Some congressional aides said Virginia’s senior senator could be hoping for a last-minute intervention by GOP leaders who want him to run again, but others say he has made up his mind not to seek a sixth term.
One top GOP aide described the decision to retire as “solid.”
Warner has hardly been acting like a senator headed for retirement, though his fundraising efforts have been nearly dormant.
He recently traveled to Iraq and subsequently held a news conference in which he called for President Bush to start bringing troops home by Christmas.
Warner’s retirement would give Rep. Tom Davis, R-Va., an opening to move to the upper chamber, though he will likely be challenged for the GOP nomination. Davis is a political powerhouse in Northern Virginia, but many conservative Republicans in the southern and western parts of the state view him as unacceptably moderate.
Former Gov. Jim Gilmore has said he may run for the GOP nomination, and Lt. Gov. Bill Bolling and Attorney General Robert McDonnell are also possible candidates. Unlike Davis, all three have won statewide office and are considered staunch conservatives. Davis professes to be unfazed by competition from outside his home base.
“We have a lot of support around the state and in the party,” Davis told The Examiner last month. “We are going out and seeing what people are saying. We have donated a lot of money to candidates in Virginia and have a lot of friends.”

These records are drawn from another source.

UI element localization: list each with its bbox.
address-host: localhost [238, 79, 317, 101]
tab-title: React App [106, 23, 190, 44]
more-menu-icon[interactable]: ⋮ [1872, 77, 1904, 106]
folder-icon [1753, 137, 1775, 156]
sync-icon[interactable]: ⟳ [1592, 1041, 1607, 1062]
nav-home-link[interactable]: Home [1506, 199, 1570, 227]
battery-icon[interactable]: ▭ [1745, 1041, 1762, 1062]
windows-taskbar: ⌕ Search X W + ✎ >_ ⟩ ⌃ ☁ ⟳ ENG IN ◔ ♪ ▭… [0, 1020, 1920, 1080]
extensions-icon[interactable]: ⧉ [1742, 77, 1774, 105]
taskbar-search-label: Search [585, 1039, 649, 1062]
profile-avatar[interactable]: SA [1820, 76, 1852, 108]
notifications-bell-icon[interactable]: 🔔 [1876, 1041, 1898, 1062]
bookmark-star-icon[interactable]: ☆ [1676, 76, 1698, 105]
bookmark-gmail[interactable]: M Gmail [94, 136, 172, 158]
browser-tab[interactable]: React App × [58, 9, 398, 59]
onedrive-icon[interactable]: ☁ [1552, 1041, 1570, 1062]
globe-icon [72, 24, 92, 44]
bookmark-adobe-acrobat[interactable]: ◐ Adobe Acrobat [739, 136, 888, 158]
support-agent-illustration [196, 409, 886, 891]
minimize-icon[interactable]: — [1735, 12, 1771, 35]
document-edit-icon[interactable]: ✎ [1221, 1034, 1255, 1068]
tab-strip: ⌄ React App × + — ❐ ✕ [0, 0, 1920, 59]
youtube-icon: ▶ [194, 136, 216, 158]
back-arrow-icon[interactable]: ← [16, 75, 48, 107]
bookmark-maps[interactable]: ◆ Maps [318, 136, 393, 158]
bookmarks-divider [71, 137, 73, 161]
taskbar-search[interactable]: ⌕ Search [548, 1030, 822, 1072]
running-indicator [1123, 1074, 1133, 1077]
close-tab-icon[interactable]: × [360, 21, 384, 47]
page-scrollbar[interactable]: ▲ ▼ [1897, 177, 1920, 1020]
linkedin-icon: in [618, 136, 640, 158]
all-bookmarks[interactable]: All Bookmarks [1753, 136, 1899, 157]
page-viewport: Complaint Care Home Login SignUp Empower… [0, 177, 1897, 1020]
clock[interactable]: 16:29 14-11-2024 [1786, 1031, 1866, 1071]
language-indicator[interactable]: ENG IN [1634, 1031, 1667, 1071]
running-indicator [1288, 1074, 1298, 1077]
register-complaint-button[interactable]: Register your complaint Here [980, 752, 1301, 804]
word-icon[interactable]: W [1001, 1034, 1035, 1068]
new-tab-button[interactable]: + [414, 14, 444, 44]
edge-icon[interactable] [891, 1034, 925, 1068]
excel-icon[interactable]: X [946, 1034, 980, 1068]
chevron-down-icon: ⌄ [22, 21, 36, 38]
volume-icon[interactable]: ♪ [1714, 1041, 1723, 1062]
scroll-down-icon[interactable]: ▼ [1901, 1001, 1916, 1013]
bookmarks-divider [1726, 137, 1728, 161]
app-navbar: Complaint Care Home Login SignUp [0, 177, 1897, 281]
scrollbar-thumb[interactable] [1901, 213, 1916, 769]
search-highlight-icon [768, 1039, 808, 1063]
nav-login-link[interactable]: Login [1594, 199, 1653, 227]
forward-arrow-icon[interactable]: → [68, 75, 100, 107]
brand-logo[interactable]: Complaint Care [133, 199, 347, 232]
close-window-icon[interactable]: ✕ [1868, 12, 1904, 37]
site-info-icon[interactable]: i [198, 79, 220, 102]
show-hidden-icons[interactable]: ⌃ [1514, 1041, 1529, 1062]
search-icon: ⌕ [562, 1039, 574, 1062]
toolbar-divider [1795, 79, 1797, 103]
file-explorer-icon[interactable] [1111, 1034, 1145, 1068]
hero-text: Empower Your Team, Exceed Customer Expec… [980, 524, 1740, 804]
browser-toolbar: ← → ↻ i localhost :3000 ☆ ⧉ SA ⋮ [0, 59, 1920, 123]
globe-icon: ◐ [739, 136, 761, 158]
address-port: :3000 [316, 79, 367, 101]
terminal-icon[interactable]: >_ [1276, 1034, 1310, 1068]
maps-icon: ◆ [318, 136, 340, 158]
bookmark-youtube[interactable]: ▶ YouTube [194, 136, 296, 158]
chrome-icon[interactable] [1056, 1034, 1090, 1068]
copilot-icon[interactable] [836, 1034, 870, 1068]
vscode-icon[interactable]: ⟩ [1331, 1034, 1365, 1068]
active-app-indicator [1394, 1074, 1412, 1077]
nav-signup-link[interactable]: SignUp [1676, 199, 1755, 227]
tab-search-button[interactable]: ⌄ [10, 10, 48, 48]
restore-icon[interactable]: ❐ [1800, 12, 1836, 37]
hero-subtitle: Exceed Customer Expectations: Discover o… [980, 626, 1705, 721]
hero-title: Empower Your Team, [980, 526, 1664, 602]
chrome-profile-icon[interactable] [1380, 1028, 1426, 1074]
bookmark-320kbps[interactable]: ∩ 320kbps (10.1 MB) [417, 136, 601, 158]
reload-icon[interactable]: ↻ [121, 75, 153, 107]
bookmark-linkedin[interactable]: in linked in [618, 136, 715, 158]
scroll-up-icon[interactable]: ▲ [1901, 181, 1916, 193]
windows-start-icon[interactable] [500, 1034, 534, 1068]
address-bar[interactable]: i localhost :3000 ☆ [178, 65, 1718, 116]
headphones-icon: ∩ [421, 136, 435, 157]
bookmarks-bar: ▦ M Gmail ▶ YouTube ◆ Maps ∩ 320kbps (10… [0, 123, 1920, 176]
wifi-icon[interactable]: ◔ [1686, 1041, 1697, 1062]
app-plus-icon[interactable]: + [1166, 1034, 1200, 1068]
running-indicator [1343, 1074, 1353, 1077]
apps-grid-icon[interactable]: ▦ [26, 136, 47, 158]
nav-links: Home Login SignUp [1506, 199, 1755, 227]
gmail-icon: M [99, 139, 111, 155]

Davis has not said he would definitely run if Warner retires, and one knowledgeable Capitol Hill Republican said Davis would wait “a few days if not even a few weeks” to announce his plans.
Davis’ popularity in vote-rich Northern Virginia, a region that has pushed Democrats to victory in recent statewide elections, may not help him in a nomination fight. The state GOP’s executive committee will decide in the fall whether to select a nominee in a primary open to all Virginia voters, or by a convention, which would be limited to die-hard Republicans who tend to oppose moderates.
“A convention is probably more challenging for Tom Davis than a primary,” said Sean O’Brien, director of the University of Virginia’s Sorensen Institute for Political Leadership. “The more conservative candidates will probably have an easier time rallying the troops.”